Orta Asya’nın En Eski Müzik Aleti

Enkhtuya Erdene Ochir, “Moğolistan’da Bulunan Bir Müzik Aleti Üzerindeki Yazıt” başlıklı sunumunda 2007 yılında Moğolistan’da bulunan, Uygurlara ait bir müzik aletini ele aldı.

Enkhtuya Erdene Ochir, Moğolistan’da geçen yıl runik alfabesiyle yazılmış biri Uygurlara biri de Göktürklere ait iki yazıt bulunduğunu ifade ederek “Moğolistan’da her yıl Türklere ait yeni bir eser ortaya çıkıyor.” dedi.

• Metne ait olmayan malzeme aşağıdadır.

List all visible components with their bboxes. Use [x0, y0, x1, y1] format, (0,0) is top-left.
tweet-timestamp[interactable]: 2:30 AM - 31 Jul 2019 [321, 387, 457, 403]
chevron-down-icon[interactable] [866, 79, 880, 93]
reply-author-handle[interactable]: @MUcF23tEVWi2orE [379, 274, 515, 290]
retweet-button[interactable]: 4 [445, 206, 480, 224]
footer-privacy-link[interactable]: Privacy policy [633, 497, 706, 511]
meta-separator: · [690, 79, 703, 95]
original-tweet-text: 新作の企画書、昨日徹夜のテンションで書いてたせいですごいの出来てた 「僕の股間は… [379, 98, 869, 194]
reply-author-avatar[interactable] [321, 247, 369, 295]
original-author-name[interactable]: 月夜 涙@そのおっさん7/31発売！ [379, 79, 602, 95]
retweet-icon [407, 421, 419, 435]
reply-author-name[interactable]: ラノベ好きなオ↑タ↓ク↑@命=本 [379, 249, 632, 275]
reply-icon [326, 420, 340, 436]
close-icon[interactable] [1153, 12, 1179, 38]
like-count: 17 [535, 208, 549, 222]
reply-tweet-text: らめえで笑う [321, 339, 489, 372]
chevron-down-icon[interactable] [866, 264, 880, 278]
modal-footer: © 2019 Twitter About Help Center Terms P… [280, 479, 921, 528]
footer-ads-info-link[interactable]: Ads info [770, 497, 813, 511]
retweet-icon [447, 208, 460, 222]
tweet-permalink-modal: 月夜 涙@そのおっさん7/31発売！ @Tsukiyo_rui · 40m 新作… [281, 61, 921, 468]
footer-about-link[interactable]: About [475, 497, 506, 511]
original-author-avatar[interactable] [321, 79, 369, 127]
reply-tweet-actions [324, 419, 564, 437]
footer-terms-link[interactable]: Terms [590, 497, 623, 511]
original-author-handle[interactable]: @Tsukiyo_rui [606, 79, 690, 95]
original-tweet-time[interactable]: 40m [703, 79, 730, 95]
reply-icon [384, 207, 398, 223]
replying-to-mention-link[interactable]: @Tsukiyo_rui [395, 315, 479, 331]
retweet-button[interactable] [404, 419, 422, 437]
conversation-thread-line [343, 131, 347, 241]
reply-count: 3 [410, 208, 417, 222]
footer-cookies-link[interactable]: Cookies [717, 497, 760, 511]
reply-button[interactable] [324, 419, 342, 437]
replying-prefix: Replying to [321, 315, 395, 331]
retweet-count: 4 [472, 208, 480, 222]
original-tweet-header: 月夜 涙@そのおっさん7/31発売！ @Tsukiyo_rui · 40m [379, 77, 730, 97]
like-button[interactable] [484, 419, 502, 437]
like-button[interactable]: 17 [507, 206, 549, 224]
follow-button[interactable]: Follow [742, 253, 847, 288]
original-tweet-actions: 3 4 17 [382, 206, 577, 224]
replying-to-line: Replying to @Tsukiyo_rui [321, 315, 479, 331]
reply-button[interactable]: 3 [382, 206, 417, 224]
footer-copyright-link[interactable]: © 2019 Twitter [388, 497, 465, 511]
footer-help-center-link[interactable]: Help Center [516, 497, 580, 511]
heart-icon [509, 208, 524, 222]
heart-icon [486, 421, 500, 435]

Moğolistan’da 2007 yılında bulunan müzik aletini ele aldığı çalışmasında Enkhtuya Erdene Ochir, üzerinde iki satır yazının yer aldığı müzik aletinin Orta Asya’nın en eski çalgısı olduğunu söyledi. Enkhtuya Erdene Ochir, çalgı üzerindeki yazılardan ilk satırının çözüldüğünü belirterek araştırmacılara göre ilk satırda “Biz iyi dost olduk” ya da “Saygı gösterilerek yazdık” veya “Bilerek yazdık” ifadesinin yer aldığını kaydetti.

Orta Asyalı Yönetmen Tolomuş Okeev

Lokman Zor, “Orta Asya Türk Dünyası Sinemasının Etkili Dilini Yaratan Usta Bir Yönetmen: Tolomuş Okeev” başlıklı sunumunda Kırgız Yönetmen Tolomuş Okeev’in eserlerine değindi.

Lokman Zor, Cengiz Aytmatov’un eserlerini sinemaya uyarlamasıyla meşhur Yönetmen Tolomuş Okeev’in ilk filminin 1966 yılında çektiği “Çocukluğumun Gökyüzü” adlı yapıt olduğunu kaydetti.

Okeev’in dünya çapında tanınmasına neden olan filmin, 1975’te çekilen ve senaryosu Cengiz Aytmatov’a ait Kızıl Elma filmi olduğunu söyleyen Zor, Kırgız yönetmenin dünyada ses getiren ikinci filminin 1984’te çekilen Kar Leoparının Soyu adlı yapıt olduğunu belirtti. Kar Leoparının Soyu’nun tüm baskılara rağmen 35 ülkede gösterime girdiğini vurgulayan Lokman Zor, Okeev’in son filminin Suriye-Kırgız ortak yapımı Sevgi Serapları filmi olduğunu bildirdi.

Lokman Zor, Okeev’i “milliden hareketle evrenseli yakalamış bir sanatçı” olarak tanımlayarak sözlerini şöyle noktaladı: ”Türk soylu ülkeler ve topluluklar arasında ortak bir gelecek için dil, tarih ve kültür çalışmalarının yanı sıra sanatın ve sinemanın dili de ihmal edilmemeli, ortak yapımlara imza atılmalıdır.”